-
Notifications
You must be signed in to change notification settings - Fork 8.5k
Description
Describe the feature:
Currently on the overview page we show monitors in one of 2 states. Up, or down. In heartbeat 7.6+ we now have the ability to compute a third 'dead' state, where the time range includes a monitor, but the monitor itself has missed its next expected run.
Consider the timeline below, where tC indicates a check has been sent, and the letter | indicates the time the next expected check is supposed to happen.
Monitor A:------C-----|C-------|C-------|C>------|
Monitor B:------C-----|C-------|---------------------
------------------- time --------------------> (now)

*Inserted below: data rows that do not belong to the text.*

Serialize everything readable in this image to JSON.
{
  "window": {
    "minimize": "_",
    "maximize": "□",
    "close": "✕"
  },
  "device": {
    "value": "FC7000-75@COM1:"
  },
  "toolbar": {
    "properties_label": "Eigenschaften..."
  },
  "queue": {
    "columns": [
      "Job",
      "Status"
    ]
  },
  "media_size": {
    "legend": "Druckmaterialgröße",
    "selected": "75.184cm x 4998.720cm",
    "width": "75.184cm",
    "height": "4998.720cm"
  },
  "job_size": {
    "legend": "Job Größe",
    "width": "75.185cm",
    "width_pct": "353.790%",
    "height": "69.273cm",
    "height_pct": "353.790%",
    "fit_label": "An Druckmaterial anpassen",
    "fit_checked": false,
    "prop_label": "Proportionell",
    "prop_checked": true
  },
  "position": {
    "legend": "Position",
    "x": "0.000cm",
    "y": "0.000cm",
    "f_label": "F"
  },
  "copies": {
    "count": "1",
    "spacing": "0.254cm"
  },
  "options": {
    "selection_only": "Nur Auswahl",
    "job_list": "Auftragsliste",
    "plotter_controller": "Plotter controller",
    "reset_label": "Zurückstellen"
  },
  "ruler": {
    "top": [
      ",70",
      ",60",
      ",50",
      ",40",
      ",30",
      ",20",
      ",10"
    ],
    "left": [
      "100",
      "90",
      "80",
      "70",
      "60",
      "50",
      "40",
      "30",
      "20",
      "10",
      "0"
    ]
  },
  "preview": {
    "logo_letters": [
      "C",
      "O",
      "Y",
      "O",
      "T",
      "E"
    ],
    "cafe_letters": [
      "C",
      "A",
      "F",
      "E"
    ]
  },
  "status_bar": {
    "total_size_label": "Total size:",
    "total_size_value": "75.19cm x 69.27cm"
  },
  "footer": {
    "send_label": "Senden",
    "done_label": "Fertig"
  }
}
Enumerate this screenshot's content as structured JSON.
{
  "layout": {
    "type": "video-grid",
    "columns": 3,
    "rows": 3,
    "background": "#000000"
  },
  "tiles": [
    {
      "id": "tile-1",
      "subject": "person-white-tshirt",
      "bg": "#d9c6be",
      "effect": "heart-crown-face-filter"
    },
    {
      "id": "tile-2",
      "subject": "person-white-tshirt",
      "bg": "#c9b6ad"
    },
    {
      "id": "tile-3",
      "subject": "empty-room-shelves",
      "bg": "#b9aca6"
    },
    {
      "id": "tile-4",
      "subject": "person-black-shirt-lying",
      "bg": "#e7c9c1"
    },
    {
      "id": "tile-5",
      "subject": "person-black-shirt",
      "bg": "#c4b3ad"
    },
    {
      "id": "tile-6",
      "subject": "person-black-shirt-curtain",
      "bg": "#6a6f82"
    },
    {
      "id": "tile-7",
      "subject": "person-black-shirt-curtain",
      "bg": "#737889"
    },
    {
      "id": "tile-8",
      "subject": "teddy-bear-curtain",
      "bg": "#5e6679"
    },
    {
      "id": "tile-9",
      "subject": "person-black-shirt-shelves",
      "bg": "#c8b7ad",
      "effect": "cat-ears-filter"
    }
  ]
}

Monitor A in this example is alive, it's next expected check is soon, but it hasn't missed its schedule in any significant way. Monitor B sent two checks, but never sent the third expected check. We can safely mark it as dead.
This issue proposes that we
- Add a third category of 'dead' monitors. (Defined as monitors that have not received an expected check in > 5m by default).
- By default do not display dead monitors, with a toggle switch on the overview page making them optionally visible (and a count indicating the number of dead monitors).
- Do not show the last status of dead monitors (for perf reasons)
Describe a specific use case for the feature:
Using the app today, if a user deletes a monitor ID it stays around when looking at longer history ranges. This can create quite a bit of clutter and be confusing. Additionally, the performance optimization introduced in #52433 has some odd corner cases where the new optimal strategy doesn't return status data for dead monitors. Rather than 'fix' that behavior we could more clearly indicate the actual state of these monitors.
@katrin-freihofner would esp. appreciate your feedback here.
@katrin-freihofner @drewpost @justinkambic @shahzad31